November 16, 2015 | By Michelle Manafy, Editorial Director – DCN @michellemanafy

An Ad blocker is a blunt instrument. They treat all ads the same, regardless of quality, source or context. Arguably, the notion of defining “acceptable ads” could be equally blunt in its application, given the likelihood that such an approach will fail to account for the context in which ads run or how such an acceptable ad system is itself funded. The reality is that the issue of ad blocking is nuanced, as demonstrated by the range of views expressed on a diverse panel on ad blocking hosted by Personal Data NYC (PDNYC) November 11.

Frederic Montagnon, CEO of Secret Media, expressed frustration commenting that “Ad blocking is black and white and it is not fair that this is the way it works because there are those investing money in doing things the right way.” On the other hand, author and journalist Doc Searls pointed out that ad blocking is an unsurprising response by consumers to the ways in which ad tech has influenced the course of online advertising.
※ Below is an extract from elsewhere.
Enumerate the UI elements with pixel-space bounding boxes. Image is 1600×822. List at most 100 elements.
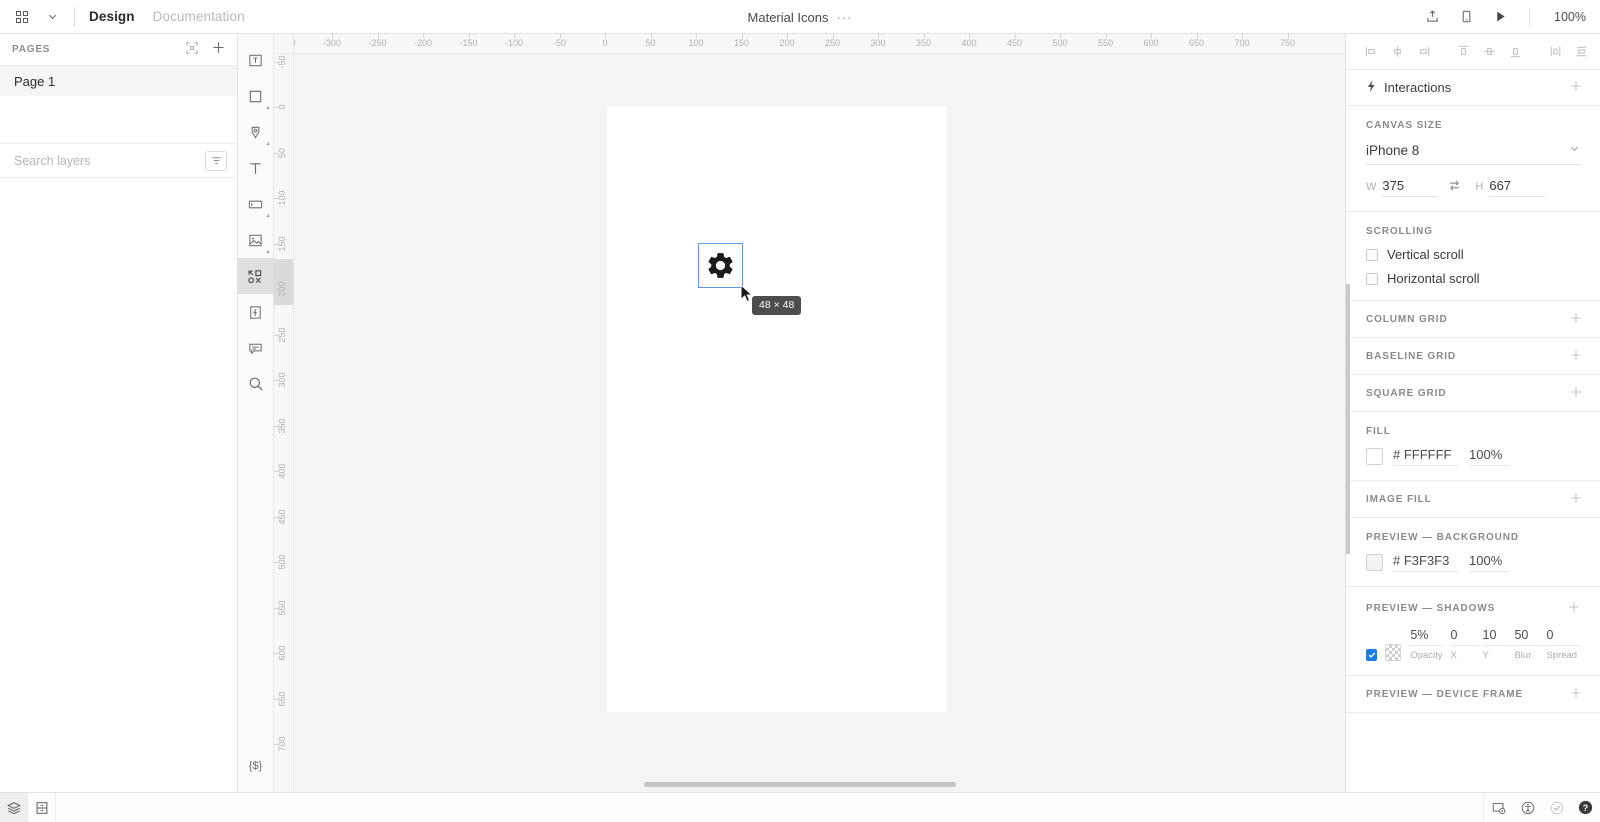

And Digital Content Next CEO Jason Kint said, “It’s accepted that there’s a problem, and it’s serious.” However, it was clear from the discussion that not everyone is in agreement on how best to address it.

Panelists included Montagnon, founder of Secret Media, technology that helps publishers create advertising that circumvents ad blockers; Jim Hirschfeld, SVP of Sales & GM Americas at PageFair, a company which provides both analytics to allow sites to measure how many visitors block ads as well as an advertising system that displays ad-block friendly ads to ad blockers; and Brendan Riordan-Butterworth, director of technical standards at the Interactive Advertising Bureau (IAB), which recently put forth its LEAN standards (Light, Encrypted, Ad Choice Supported, Non-Invasive Ads).

In the years that he’s been tracking the growth of ad blocking, Riordan-Butterworth said he’s seen things shift from an idealistic phase to one “where the capitalists are running the show.” In particular, he points to “intermediaries who have inserted themselves in between the audience and the publishers—and then ask them for money,” which he likened to highway robbery.

Hirshfield pointed  out that publishers have to monetize their audiences in some way and said he doesn’t hold out much hope for the efforts publishers have made to appeal to their readers to turn off blockers or pay “because ad block installations are orders of magnitude higher than their conversion rates.” Kint, who made it clear that he is concerned about solutions that may trigger a “tech arms race” said he’s seen DCN members testing a range of approaches, but emphasized that any solution needs to focus on the consumers “who are sending a clear signal that there’s an issue with online advertising.”

Searls pointed out that one of the issues consumers have is with unbridled tracking — citing the unexpected veracity of a recent Onion article, “Woman Stalked Across 8 Websites By Obsessed Shoe Advertisement.” However, he emphasized the relative youth of the internet and his belief that with continued experimentation, the industry can find effective answers. He was not alone in expressing the view that there needs to be a movement away from the type of digital advertising that relies upon tracking for targeting towards one that is includes more evocative brand advertising (think classic Madison Avenue campaigns). “The notion of the right ad for the right ad for the right person at the right time is absurd because most of us aren’t buying things all the time,” he said. “But brand advertising sends an economic signal. When I watch the ball game, I’m not going to buy a truck. But GM knows it’s worth showing me the ad.”

Kint pointed out that to date, “TV has been the only great medium for brand advertising because of its scale. If digital can figure that out, and deliver great ad content that changes minds and effects emotions at scale, that will mean something.” And he reinforced that this is an issue that can’t be addressed by assigning blame. Rather, it is one that requires all affected parties—brand marketers, advertising agencies and media companies—to apply innovation and creativity to creating solutions that support the industry and satisfy consumers’ expectations.